Lord Foulkes asked Vaizey whether he meets his counterpart European culture ministers to which Vaizey said he had only briefly met a handful of European culture ministers.
“How can you follow up the European dimensions recommended by Chris Smith if you don’t meet regularly with your counterparts and talk about what is being suggested by the European Commission?” continued Foulkes.

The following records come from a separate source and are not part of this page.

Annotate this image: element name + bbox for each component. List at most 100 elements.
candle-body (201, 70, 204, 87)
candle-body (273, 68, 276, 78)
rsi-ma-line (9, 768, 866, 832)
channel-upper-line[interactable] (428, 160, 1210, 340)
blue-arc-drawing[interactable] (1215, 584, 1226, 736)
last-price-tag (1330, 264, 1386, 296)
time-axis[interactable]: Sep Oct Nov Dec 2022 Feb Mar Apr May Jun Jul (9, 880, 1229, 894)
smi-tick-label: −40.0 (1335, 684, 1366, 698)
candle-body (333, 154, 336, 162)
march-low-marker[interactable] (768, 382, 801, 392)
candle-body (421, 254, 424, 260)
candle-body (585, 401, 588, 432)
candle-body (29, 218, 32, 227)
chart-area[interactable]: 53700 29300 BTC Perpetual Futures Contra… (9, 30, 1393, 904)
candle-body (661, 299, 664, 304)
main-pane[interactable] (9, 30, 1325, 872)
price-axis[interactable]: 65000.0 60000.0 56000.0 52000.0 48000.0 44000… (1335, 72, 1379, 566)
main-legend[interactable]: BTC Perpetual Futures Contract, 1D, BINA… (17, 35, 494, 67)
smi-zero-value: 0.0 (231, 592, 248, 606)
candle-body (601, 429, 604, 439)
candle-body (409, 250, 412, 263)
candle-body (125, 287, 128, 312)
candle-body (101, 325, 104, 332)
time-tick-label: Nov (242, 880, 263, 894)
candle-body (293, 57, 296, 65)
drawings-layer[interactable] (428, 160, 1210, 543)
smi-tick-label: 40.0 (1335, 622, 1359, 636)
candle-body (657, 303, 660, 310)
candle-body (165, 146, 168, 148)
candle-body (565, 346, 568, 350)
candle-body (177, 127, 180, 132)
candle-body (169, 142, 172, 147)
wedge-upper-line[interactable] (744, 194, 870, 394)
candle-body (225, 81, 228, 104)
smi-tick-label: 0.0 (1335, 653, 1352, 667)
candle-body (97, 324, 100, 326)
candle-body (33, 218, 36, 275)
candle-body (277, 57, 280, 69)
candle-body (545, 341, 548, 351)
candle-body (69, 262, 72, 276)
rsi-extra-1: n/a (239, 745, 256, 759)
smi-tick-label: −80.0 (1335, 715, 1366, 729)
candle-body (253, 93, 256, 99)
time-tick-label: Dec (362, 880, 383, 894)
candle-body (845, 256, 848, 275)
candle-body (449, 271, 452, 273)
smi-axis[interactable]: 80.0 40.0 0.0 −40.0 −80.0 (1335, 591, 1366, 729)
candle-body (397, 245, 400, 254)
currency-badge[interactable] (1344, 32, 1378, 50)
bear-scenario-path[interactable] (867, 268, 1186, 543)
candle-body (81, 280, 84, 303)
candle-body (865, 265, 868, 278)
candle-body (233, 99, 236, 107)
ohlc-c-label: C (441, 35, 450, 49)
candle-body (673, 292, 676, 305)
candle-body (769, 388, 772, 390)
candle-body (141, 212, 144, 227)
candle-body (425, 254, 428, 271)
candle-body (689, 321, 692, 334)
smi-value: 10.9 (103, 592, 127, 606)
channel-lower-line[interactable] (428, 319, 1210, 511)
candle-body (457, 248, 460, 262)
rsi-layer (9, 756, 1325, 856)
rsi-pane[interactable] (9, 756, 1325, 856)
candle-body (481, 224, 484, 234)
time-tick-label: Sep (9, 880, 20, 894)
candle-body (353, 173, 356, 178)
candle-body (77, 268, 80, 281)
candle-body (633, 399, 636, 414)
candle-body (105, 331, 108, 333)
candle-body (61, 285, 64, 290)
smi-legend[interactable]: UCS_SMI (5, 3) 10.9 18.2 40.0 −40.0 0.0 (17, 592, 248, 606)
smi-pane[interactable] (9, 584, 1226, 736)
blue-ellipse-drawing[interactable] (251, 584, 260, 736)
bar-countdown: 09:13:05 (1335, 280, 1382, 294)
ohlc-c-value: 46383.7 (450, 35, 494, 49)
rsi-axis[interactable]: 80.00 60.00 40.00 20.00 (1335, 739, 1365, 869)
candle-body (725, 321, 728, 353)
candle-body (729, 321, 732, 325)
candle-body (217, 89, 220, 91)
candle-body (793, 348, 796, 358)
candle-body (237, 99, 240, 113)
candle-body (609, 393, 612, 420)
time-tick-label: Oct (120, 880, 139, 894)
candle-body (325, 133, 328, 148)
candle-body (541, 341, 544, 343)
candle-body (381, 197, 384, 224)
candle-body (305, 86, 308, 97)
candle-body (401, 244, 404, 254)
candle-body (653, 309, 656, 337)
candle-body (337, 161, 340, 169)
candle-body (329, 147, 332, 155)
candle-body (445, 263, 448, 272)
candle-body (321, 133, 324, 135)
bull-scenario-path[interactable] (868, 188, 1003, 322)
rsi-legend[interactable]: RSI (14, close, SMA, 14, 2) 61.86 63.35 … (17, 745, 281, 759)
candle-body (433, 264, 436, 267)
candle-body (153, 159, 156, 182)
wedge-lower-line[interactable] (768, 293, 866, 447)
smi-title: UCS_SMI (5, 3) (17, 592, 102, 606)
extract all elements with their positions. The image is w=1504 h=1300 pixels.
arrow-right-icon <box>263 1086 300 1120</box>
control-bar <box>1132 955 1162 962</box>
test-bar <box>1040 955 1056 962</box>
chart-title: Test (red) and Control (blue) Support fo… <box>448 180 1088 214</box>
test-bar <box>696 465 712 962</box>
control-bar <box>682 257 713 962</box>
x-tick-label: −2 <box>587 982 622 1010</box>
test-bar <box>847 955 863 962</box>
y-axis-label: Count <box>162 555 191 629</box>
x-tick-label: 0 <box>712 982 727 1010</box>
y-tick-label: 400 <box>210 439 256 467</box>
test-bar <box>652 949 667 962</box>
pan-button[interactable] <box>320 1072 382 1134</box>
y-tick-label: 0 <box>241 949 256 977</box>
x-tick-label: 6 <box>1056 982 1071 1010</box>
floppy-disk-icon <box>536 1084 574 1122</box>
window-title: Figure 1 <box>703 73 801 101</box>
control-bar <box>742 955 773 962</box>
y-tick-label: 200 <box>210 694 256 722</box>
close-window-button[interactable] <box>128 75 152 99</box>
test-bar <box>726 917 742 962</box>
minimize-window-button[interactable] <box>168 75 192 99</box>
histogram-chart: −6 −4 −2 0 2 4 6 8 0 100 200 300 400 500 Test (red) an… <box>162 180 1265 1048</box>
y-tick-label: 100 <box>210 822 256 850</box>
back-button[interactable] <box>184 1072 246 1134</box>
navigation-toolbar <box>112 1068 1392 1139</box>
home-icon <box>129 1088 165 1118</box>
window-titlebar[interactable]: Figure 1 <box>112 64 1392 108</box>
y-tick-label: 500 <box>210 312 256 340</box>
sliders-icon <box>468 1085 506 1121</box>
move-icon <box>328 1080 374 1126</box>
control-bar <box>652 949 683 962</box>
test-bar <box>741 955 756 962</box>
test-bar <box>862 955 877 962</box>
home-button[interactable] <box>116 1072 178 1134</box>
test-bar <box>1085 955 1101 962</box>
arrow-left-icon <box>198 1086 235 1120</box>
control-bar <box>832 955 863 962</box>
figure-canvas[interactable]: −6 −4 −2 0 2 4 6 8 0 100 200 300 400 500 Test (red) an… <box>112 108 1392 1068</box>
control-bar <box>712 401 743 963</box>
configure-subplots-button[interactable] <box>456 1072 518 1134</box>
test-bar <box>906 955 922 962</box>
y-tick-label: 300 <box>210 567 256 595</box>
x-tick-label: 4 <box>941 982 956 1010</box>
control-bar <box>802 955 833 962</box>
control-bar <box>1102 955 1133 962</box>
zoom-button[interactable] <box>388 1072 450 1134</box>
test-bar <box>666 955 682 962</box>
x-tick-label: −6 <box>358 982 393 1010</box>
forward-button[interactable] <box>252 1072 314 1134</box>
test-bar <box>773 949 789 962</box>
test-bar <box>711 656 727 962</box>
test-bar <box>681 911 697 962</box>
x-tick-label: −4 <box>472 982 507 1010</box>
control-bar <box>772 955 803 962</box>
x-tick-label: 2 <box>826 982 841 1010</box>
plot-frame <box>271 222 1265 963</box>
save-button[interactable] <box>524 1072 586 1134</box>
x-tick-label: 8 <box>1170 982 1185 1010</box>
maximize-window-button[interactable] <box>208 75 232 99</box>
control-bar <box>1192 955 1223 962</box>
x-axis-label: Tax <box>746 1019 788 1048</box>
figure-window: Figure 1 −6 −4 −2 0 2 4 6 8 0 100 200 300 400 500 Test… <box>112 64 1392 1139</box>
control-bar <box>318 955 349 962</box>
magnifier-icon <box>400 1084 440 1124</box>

Vaizey acknowledged that he should meet with them more frequently, starting with a culture summit hosted by the Scottish Government during the Edinburgh festival.
Foulkes also suggested that as a result of The Artist’s success the UK film industry should consider collaborating more frequently with France.
Vaizey said Foulkes had given him “food for thought” and that he will consider how he can be “more proactive about using the likes of BAFTA or the London Film Festival to invite my fellow European culture ministers to come to the UK and engage with UK culture.”
Lady Scott asked whether there was a role for the UK government or EU states to play in assisting distributors ease a perceived “stranglehold” on the distribution sector by US studios, to which Vaizey responded: “This is a massive issue. This is the logjam in the future success of the UK film industry,” and went on to highlight Lord Smith’s proposals for greater recoupment among UK independent distributors, producers and directors.
Ann Branch, head of unit, directorate-general for education and culture, European Commission, Agnieszka Moody, director of MEDIA Desk UK and Cristoph Jankowski, European information manager at Visiting Arts (the UK Cultural Contact Point) will give evidence to the committee on March 22.
According to a written brief by the EU sub committee in 2011 the UK received the largest funding allocation (€5.7million) of any member state under the Culture programme and in 2010 it also received €8.7 million under the MEDIA programme. It also stated that domestic funding for the creative industries in the UK has fallen by 6.9% during the current financial year and is projected to fall by a total of 15% between 2011 and 2015.